Kêsek’i Kürdistan’a benzetiyorum. Birbirinden parçalanmış, özünden uzaklaştırılıp devşirilmek istenen bir yurt ve halk. Ve yaşamın dört elementinden biri olarak “toprak”ı ele aldığımızda, aslında bu Kürdistan’da diğer üç elementin de bir toplamıdır. Çünkü “Kêsek”ler ufalanmadan, bu diyarda yaşam hep susuz, ateşsiz ve havasız kalacak. Ve Kêsek’li vatanın şiiri topakların ufalmasını terennüm etmeli, bunu cebri ve zorunlu bir sorumluluk bilmeli ve bir gün direnişin ve mücadelenin yağmurunun yağacağı ve topakların bir bir ufalanıp asıl özüne kavuşacağı ve oluğunu bulacağı umudunu vermeli bu topraklara.

* Kêsek’te yer alan şiirlerine ilişkin bir tanımlama yaparsan ne dersin?

Hezimete uğratılmak istenen bütün değerleri ve gerçeğin özünün devşirilmek istenmesine karşı bir tepki, bir ses, çağrı diye tanımlayabilirim Kêsek’i.

* Şiirlerinde Kürtlerin mitolojik kahramanlarından olan Demirci Kawa’dan, 7 Haziran seçimlerine giderken bir mitinge yönelik saldırıda bacaklarını kaybeden Lisa Çalan’a, topraklarındaki savaştan kaçmak isterken bedeni bir kıyıya vuran Alan Kurdi’ye kadar farklı karakterlere yer veriyorsun. Farklı hikâyeye sahip kişilerin bir kitapta bir araya gelmesi ne anlama geliyor?

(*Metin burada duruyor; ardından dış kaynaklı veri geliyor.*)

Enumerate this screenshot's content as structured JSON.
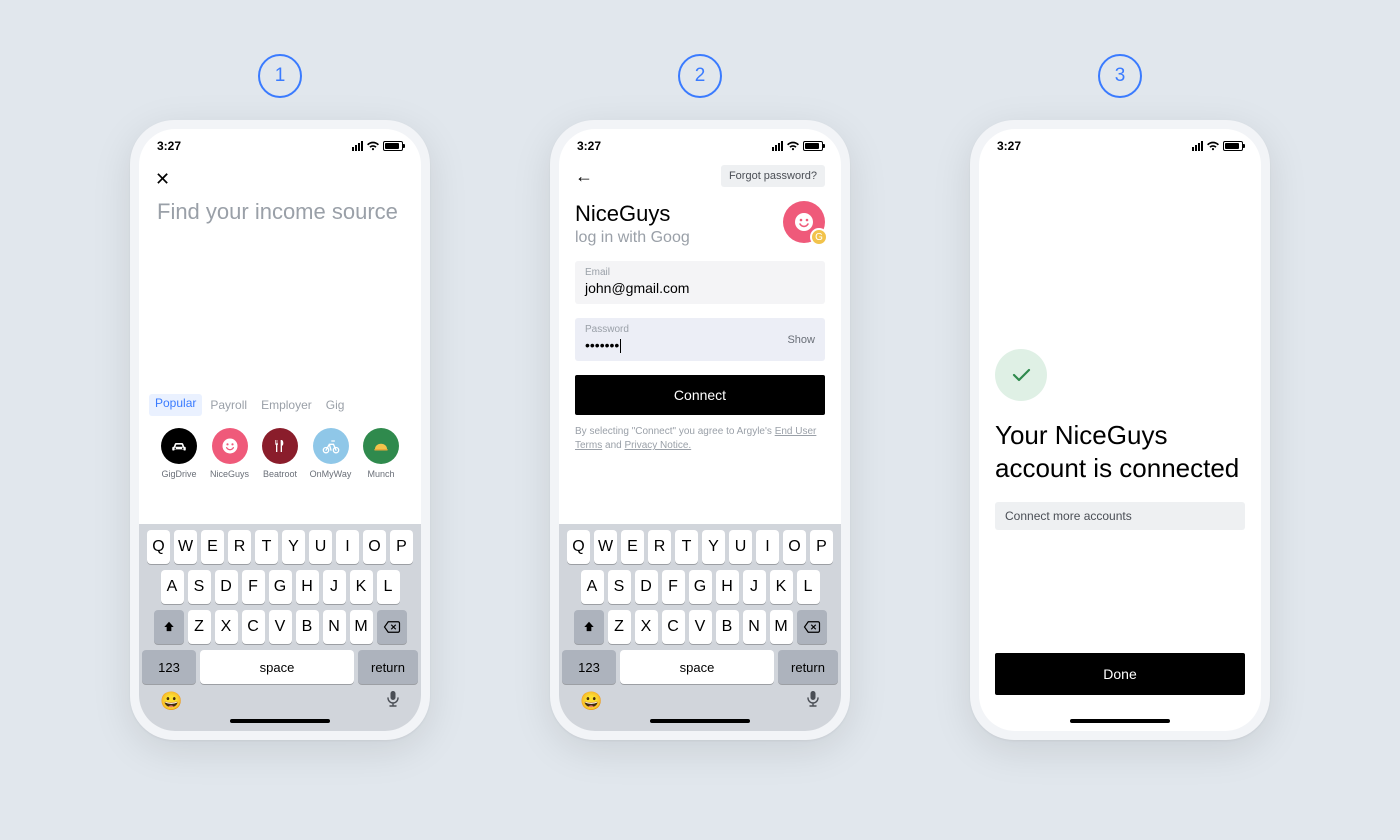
{
  "status": {
    "time": "3:27"
  },
  "steps": [
    "1",
    "2",
    "3"
  ],
  "s1": {
    "search_placeholder": "Find your income source",
    "tabs": [
      "Popular",
      "Payroll",
      "Employer",
      "Gig"
    ],
    "providers": [
      {
        "label": "GigDrive",
        "icon": "car",
        "bg": "#000000"
      },
      {
        "label": "NiceGuys",
        "icon": "smile",
        "bg": "#ef5a7a"
      },
      {
        "label": "Beatroot",
        "icon": "fork",
        "bg": "#8a1d2b"
      },
      {
        "label": "OnMyWay",
        "icon": "bike",
        "bg": "#8fc7e8"
      },
      {
        "label": "Munch",
        "icon": "munch",
        "bg": "#2f8a4d"
      }
    ]
  },
  "s2": {
    "forgot": "Forgot password?",
    "brand": "NiceGuys",
    "sub": "log in with Goog",
    "email_label": "Email",
    "email_value": "john@gmail.com",
    "password_label": "Password",
    "password_value": "•••••••",
    "show": "Show",
    "connect": "Connect",
    "legal_pre": "By selecting \"Connect\" you agree to Argyle's ",
    "legal_link1": "End User Terms",
    "legal_mid": " and ",
    "legal_link2": "Privacy Notice."
  },
  "s3": {
    "headline": "Your NiceGuys account is connected",
    "more": "Connect more accounts",
    "done": "Done"
  },
  "kb": {
    "rows": [
      [
        "Q",
        "W",
        "E",
        "R",
        "T",
        "Y",
        "U",
        "I",
        "O",
        "P"
      ],
      [
        "A",
        "S",
        "D",
        "F",
        "G",
        "H",
        "J",
        "K",
        "L"
      ],
      [
        "Z",
        "X",
        "C",
        "V",
        "B",
        "N",
        "M"
      ]
    ],
    "num": "123",
    "space": "space",
    "ret": "return"
  }
}
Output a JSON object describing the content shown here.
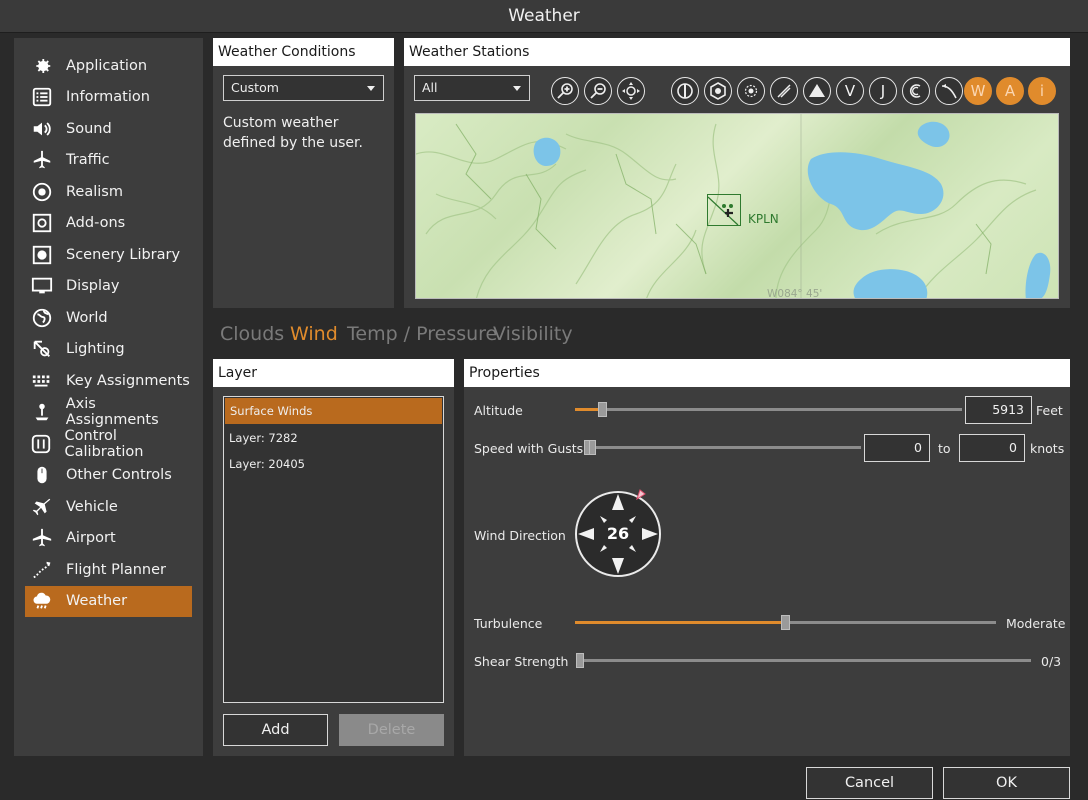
{
  "window": {
    "title": "Weather"
  },
  "sidebar": {
    "items": [
      {
        "label": "Application",
        "icon": "gear-icon"
      },
      {
        "label": "Information",
        "icon": "list-icon"
      },
      {
        "label": "Sound",
        "icon": "speaker-icon"
      },
      {
        "label": "Traffic",
        "icon": "traffic-icon"
      },
      {
        "label": "Realism",
        "icon": "realism-icon"
      },
      {
        "label": "Add-ons",
        "icon": "addons-icon"
      },
      {
        "label": "Scenery Library",
        "icon": "scenery-icon"
      },
      {
        "label": "Display",
        "icon": "monitor-icon"
      },
      {
        "label": "World",
        "icon": "globe-icon"
      },
      {
        "label": "Lighting",
        "icon": "lighting-icon"
      },
      {
        "label": "Key Assignments",
        "icon": "keyboard-icon"
      },
      {
        "label": "Axis Assignments",
        "icon": "joystick-icon"
      },
      {
        "label": "Control Calibration",
        "icon": "calibration-icon"
      },
      {
        "label": "Other Controls",
        "icon": "mouse-icon"
      },
      {
        "label": "Vehicle",
        "icon": "plane-icon"
      },
      {
        "label": "Airport",
        "icon": "airport-icon"
      },
      {
        "label": "Flight Planner",
        "icon": "flight-planner-icon"
      },
      {
        "label": "Weather",
        "icon": "weather-icon",
        "active": true
      }
    ]
  },
  "conditions": {
    "header": "Weather Conditions",
    "selected": "Custom",
    "description": "Custom weather defined by the user."
  },
  "stations": {
    "header": "Weather Stations",
    "filter": "All",
    "toolbar_glyphs": [
      "V",
      "J",
      "W",
      "A",
      "i"
    ],
    "map_label": "KPLN",
    "map_coord": "W084° 45'"
  },
  "tabs": [
    {
      "label": "Clouds",
      "active": false
    },
    {
      "label": "Wind",
      "active": true
    },
    {
      "label": "Temp / Pressure",
      "active": false
    },
    {
      "label": "Visibility",
      "active": false
    }
  ],
  "layer": {
    "header": "Layer",
    "items": [
      "Surface Winds",
      "Layer: 7282",
      "Layer: 20405"
    ],
    "selected_index": 0,
    "add_label": "Add",
    "delete_label": "Delete"
  },
  "properties": {
    "header": "Properties",
    "altitude": {
      "label": "Altitude",
      "value": "5913",
      "unit": "Feet",
      "level": 0.04
    },
    "speed": {
      "label": "Speed with Gusts",
      "from": "0",
      "to_label": "to",
      "to": "0",
      "unit": "knots",
      "level": 0.0
    },
    "direction": {
      "label": "Wind Direction",
      "value": "26"
    },
    "turbulence": {
      "label": "Turbulence",
      "value": "Moderate",
      "level": 0.5
    },
    "shear": {
      "label": "Shear Strength",
      "value": "0/3",
      "level": 0.0
    }
  },
  "footer": {
    "cancel_label": "Cancel",
    "ok_label": "OK"
  },
  "colors": {
    "accent": "#e08b2c",
    "selection": "#b96a1e",
    "panel": "#3d3d3d",
    "background": "#2a2a2a"
  }
}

Demirci Kawa’dan, Alan Kurdî’ye… hepsi bu toprakların direnişinin öznesidirler. Kawa’ya baktığımızda Kürtlerin direniş tarihinin ne kadar eski olduğunu, bu halkın direniş tarihinin diğer halkların tarihinden geri olmadığını belki de daha eskilere dayandığını görüyoruz. Eğer ben Kêsek’i yazacaksam, bundan söz etmem gerekiyor. Tekrar tekrar Kawa geleneğinden geldiğimizi hatırlatmak gerekiyor. Kawa’dan gelen bir halk, baskıyı, sömürüyü, ezilmeyi reddeder. Lisa da, Alan Kurdî de devşirilmeye, sindirilmeye başkaldıran Kawa’nın genlerinden. Ve Kawa’nın yurdunda şiir Alan Kurdi’lerin beşiği, Lisa’nın ayakları da olmalı.

* Şiirinde dünyaya dair örnekler de var. Yunan mitolojisinde önemli bir yeri olan Akhileusa, Pablo Picasso gibi direnişleri ve vahşeti resmeden bir ressamı şiirlerinde Kürt karakterlerle buluşturma nedenin nedir?

Kawa, Prometheus gibi isimlere baktığımızda amaç ve şiarları aynı. Biri Zeuslara, diğeri Dehaklara başkaldırandır. Zeus ve Dehak’ın de amaçları aynı. Biri egemenliğin ve zulmün kimliği ile diğeri de direniş kimliği ile. Madem amaç ve şiar aynı o vakit şiire düşen direnişteki birliğe vurgu yapmak.

Pablo ile de toplumun sanat ve aydın kesimine düşen sorumluluk ve yükümlülüklere dikkat çekmek istedim. Mahabad Cumhuriyeti dahil 28 defa Guernicalar yaşadı bu topraklar, ama bu Guernicalara sırt çıkacak ve yahut onları anlatacak sanat ve aydın etkisinin olmayışı ve pasifliğine işaret etmek istedim Kêsek ile.